Bir de, içlerinden inanmadıkları halde, dışlarından inanmış görünen münafıklar vardı. Ve bu üç gurup da, Mekke ve dışındaki düşman kabilelerin müslümanlara ve onları barındırdıkları için kendilerine yönelik yapılan tehditlerden rahatsızdılar. Bütün bunlara, Medineli müslümanlar olan Ensar'ın Evs ve Hazreç adlı daha önceleri iki rakip-düşman kabileden oluştuklarını eklersek, Medine'nin barış içinde yaşamaya pek elverişli bir yer olmadığı kendiliğinden anlaşılır.

İşte Peygamberimiz (sav) böyle bir ortamda yapılabilecek olanın en iyisini yaptı: Bütün kabilelerin ileri gelenleri ile oturup konuşarak ortak bir metni "anayasa" olarak yazıya geçirdi ve o çerçevede hukukun üstünlüğünü esas alan ilk İslam Devleti’ni kurdu.

Bu devlet, "anayasası" incelendiği zaman açıkça gürülür ki, barış ve insan haklarını esas alan bir devletti.184  Bunu tanıyan fertler ve zümreler, din ve ırkları ne olursa olsun yeni siyasi toplumun birer üyesi olmakta, yeni haklar kazanmakta, sorumluluklar yüklenmektedir.

Yeryüzünün ilk yazılı anayasası olan185 bu metinde özetlenecek olursa "kamu hukuku ile ilgili mevzularda düzenleyici ve bağlayıcı kaideler getirmekle, devlet iktidarını tesis etmekte, umumi çizgileriyle icra ve kaza fonksiyonlarına ait meseleleri ele almakta, farklı zümreleri tabi olacakları hukuki manzumede serbest bırakarak teşrii sahada da nizamlayıcı davranmaktadır. Ayrıca -detaylara inmemiş de olsa- gerek iktidarın ve gerekse teb'anın hak ve vecibeleri metinde yer almıştır.

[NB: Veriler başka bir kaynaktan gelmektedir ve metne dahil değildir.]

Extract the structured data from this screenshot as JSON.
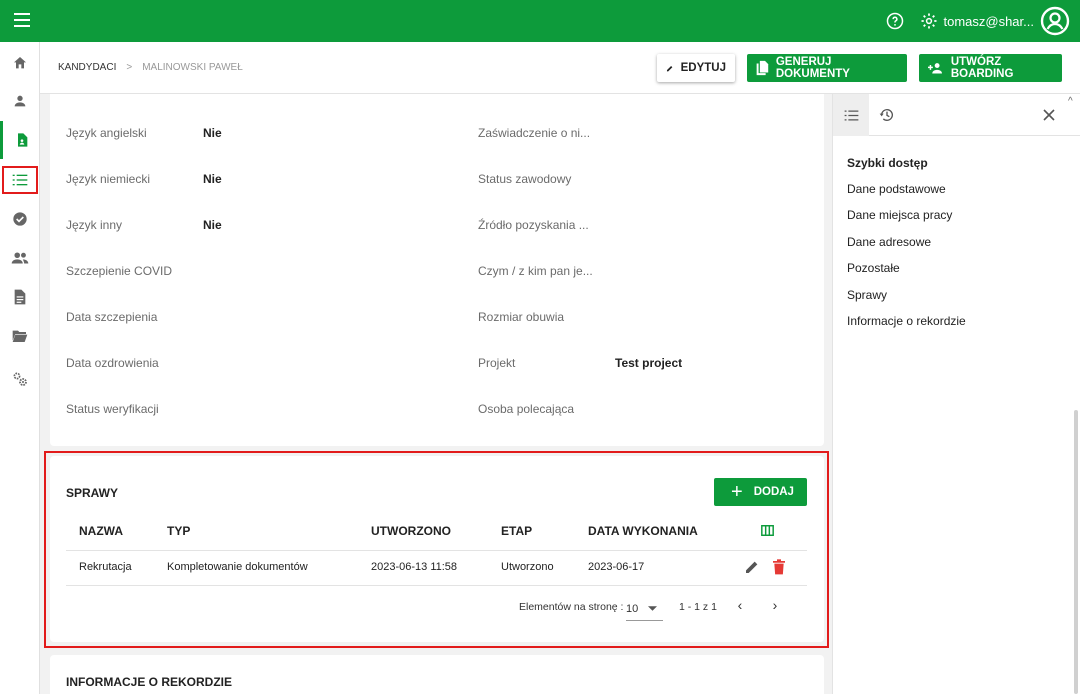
{
  "topbar": {
    "user_name": "tomasz@shar..."
  },
  "breadcrumb": {
    "root": "KANDYDACI",
    "separator": ">",
    "current": "MALINOWSKI PAWEŁ"
  },
  "actions": {
    "edit": "EDYTUJ",
    "generate": "GENERUJ DOKUMENTY",
    "boarding": "UTWÓRZ BOARDING"
  },
  "fields_left": [
    {
      "label": "Język angielski",
      "value": "Nie"
    },
    {
      "label": "Język niemiecki",
      "value": "Nie"
    },
    {
      "label": "Język inny",
      "value": "Nie"
    },
    {
      "label": "Szczepienie COVID",
      "value": ""
    },
    {
      "label": "Data szczepienia",
      "value": ""
    },
    {
      "label": "Data ozdrowienia",
      "value": ""
    },
    {
      "label": "Status weryfikacji",
      "value": ""
    }
  ],
  "fields_right": [
    {
      "label": "Zaświadczenie o ni...",
      "value": ""
    },
    {
      "label": "Status zawodowy",
      "value": ""
    },
    {
      "label": "Źródło pozyskania ...",
      "value": ""
    },
    {
      "label": "Czym / z kim pan je...",
      "value": ""
    },
    {
      "label": "Rozmiar obuwia",
      "value": ""
    },
    {
      "label": "Projekt",
      "value": "Test project"
    },
    {
      "label": "Osoba polecająca",
      "value": ""
    }
  ],
  "sprawy": {
    "title": "SPRAWY",
    "add_label": "DODAJ",
    "columns": [
      "NAZWA",
      "TYP",
      "UTWORZONO",
      "ETAP",
      "DATA WYKONANIA"
    ],
    "rows": [
      {
        "nazwa": "Rekrutacja",
        "typ": "Kompletowanie dokumentów",
        "utworzono": "2023-06-13 11:58",
        "etap": "Utworzono",
        "data_wykonania": "2023-06-17"
      }
    ],
    "pager": {
      "per_page_label": "Elementów na stronę :",
      "per_page_value": "10",
      "range": "1 - 1 z 1"
    }
  },
  "record_info": {
    "title": "INFORMACJE O REKORDZIE"
  },
  "quick_access": {
    "title": "Szybki dostęp",
    "items": [
      "Dane podstawowe",
      "Dane miejsca pracy",
      "Dane adresowe",
      "Pozostałe",
      "Sprawy",
      "Informacje o rekordzie"
    ]
  },
  "colors": {
    "brand": "#0d9b3b",
    "highlight": "#e21b1b",
    "delete": "#e53935"
  }
}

Bütün bu vasıflarıyla ilk anayasa, başlı başına bir devrim teşkil etmektedir".186

Kurulan bu yeni devletin temel dayanaklarına bakarsak şunları görürüz: Herkesin kabul ettiği bir devlet başkanı, Kur'an ve Sünnete dayalı sağlam bir hukuk, bütün ihtilafların anında ve adaletle çözüldüğü etkin bir yargı, ülkesi, devleti ve kardeşleri için her türlü fedakârlıktan kaçınmayan özverili ve fedakâr bir toplum ve Allah için savaşan bir ordu.187

İslam devletinde Hz. Peygamber (sav) devlet başkanlığının yanında ayrıca yargı işleri, ordu komutanlığı, eğitim ve irşad, diplomasi gibi daha birçok kamu hizmetlerini bizzat yürütmüştür. O dönemde mescid, ibadet yeri olmakla beraber, aynı zamanda eğitim, yargı, sağlık, danışma meclisi, dış politika, genelkurmay, yardımlaşma... gibi bir çok kamu hizmetlerinin görüldüğü bir yerdi.188 Çeşitli beldelere giden görevliler, yönetim, yargı, mali ve eğitim hizmetleri başta olmak üzere, birçok hizmetleri gerçekleştirmişlerdir.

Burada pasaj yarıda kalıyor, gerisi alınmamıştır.